Friday, 20 June 2014

Journal of Missional Practice (Spring/Summer 2014)

The Spring/Summer 2014 edition – devoted to ‘Context and Community’ – has just been posted, containing the following keynotes and articles:

This chapter, the first in the book The New Parish, explains how we lost our capacity to be the ‘local church’ – a body of Christians learning to share life faithfully together in, with and for a particular place. The second, living above place, develops from the habits and structures which conceal how our actions impact each other. Proximity in the new parish however reconnects us within our shared contexts, people and land, in all our diversity. Unlike the old idea of parish, this connection welcomes partnerships and collaboration. For any church this on-the-ground reality is a dare to faith and an invitation to participate with the Triune God in community transformation.

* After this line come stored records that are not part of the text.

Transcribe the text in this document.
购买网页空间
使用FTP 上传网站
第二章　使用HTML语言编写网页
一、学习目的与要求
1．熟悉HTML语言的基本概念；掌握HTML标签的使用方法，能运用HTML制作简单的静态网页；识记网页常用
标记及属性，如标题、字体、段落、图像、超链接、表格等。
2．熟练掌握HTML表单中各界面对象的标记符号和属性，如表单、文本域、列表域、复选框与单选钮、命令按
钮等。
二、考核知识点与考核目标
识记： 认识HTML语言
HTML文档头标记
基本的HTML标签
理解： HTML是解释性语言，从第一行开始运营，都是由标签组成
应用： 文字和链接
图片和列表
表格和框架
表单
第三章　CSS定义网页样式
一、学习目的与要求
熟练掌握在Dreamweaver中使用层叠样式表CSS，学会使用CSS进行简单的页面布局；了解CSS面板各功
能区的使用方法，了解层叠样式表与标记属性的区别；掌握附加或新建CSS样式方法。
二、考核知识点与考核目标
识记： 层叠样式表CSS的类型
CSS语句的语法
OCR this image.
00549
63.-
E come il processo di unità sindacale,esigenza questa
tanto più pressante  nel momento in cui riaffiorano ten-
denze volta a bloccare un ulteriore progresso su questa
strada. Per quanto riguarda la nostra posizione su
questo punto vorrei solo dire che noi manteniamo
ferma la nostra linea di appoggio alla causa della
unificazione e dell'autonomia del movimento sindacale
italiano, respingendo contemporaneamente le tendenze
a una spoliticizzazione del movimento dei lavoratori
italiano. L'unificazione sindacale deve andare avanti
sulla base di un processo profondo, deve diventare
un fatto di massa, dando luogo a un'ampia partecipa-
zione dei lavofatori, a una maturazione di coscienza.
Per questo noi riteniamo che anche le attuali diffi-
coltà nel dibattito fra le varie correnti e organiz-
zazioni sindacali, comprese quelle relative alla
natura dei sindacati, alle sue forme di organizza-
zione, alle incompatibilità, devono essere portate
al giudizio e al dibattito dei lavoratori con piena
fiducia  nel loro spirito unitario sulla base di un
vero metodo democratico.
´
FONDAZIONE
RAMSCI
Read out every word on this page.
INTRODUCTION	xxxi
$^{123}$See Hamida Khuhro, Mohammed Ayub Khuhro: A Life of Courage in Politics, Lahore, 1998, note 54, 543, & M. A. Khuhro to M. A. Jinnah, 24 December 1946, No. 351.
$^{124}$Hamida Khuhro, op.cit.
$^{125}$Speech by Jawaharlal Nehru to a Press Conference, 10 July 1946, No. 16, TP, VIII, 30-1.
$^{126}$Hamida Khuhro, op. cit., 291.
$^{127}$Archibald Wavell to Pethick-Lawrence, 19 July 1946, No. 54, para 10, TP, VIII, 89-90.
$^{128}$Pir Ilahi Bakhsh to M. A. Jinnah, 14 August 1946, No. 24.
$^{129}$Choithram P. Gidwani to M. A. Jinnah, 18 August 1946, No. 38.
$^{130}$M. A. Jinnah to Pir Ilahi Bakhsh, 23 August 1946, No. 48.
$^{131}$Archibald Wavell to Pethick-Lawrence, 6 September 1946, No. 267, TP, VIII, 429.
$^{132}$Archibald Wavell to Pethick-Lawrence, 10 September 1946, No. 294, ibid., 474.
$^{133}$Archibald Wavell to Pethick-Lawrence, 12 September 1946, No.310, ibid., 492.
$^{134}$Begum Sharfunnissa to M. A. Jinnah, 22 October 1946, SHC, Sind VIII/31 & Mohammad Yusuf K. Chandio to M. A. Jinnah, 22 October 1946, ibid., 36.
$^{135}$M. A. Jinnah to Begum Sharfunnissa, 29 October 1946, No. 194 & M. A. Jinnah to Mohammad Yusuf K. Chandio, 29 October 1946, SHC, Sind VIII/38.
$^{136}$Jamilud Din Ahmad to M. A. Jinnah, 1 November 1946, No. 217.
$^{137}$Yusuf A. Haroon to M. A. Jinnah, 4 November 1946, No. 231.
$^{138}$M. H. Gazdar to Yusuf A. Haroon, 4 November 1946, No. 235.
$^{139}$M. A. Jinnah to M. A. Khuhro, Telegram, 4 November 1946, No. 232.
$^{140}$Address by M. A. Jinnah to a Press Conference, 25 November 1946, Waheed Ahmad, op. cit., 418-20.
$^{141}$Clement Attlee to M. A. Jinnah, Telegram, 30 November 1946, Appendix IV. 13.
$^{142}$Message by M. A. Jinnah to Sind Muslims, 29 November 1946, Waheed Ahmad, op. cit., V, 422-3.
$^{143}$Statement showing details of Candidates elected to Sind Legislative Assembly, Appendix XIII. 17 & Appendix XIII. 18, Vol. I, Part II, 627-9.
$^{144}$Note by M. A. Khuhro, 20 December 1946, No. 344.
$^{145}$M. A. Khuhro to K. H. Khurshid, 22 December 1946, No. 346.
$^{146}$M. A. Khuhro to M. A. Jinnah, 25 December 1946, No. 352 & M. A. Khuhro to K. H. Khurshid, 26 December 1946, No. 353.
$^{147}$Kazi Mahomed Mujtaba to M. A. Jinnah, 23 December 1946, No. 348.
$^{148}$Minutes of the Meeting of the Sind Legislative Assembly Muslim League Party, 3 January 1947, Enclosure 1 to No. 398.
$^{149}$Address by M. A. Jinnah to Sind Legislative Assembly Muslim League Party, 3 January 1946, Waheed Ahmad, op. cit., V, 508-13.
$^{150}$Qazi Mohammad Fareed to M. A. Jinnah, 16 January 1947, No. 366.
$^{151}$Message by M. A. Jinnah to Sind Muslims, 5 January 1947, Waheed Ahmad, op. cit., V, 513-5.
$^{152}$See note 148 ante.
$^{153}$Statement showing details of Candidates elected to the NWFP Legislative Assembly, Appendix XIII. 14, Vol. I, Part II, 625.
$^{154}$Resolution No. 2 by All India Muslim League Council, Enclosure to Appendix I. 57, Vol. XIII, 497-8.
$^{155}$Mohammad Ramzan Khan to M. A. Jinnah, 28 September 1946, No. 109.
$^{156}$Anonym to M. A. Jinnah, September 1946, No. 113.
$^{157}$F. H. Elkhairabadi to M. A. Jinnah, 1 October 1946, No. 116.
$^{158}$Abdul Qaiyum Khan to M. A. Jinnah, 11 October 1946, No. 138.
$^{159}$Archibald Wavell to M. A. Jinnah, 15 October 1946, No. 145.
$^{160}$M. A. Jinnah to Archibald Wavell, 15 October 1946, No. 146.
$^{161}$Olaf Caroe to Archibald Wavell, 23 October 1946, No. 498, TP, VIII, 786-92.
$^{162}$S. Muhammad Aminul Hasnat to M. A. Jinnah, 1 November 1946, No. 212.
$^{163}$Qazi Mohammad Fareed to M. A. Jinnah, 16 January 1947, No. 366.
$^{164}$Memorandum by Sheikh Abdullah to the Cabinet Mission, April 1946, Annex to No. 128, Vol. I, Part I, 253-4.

Lord Glasman begins by organizing his thoughts around three key TMN concepts. Discerning our common good takes relationship and time. It has to be located in and with in our local communities. Forming happens inside a shared imaginative space that has been shaped by a tradition – in this case Christianity. A Christian imagination affords high value to reciprocity and responsibility, to vocation and worthwhile work done well. Working together towards the common good requires the risk of joining across all ideological divides because meeting the challenges of dispossession, wage disparity and usury will require many disparate groups participating together in the public square. The church has traditionally protected this space, a place for the politics of the common good, and a place where there is room for love in the mundane details of life. It is this re-inhabiting of the common space in the local, where the church needs to express its life and faith.

In the missional conversation, there has been a lot of talk about the need for a new imagination in the church but less attention to how imagination is actually formed and how we might get there.  This paper will examine the bodily formation of imagination and will suggest that Jesus was on to something vital when he sent his disciples two by two to be hosted by Samaritans. He was inviting them into the habits and routines of a stranger and stripping them of all cultural capital.  At a time when skepticism of the church is massive and well grounded, Luke 10 offers an urgently need needed doorway from anxiety to engagement. Re-visioning the agency of God and re-discovering an authentic encounter between the Gospel and our culture may require a radical dislocation from the comforts of home.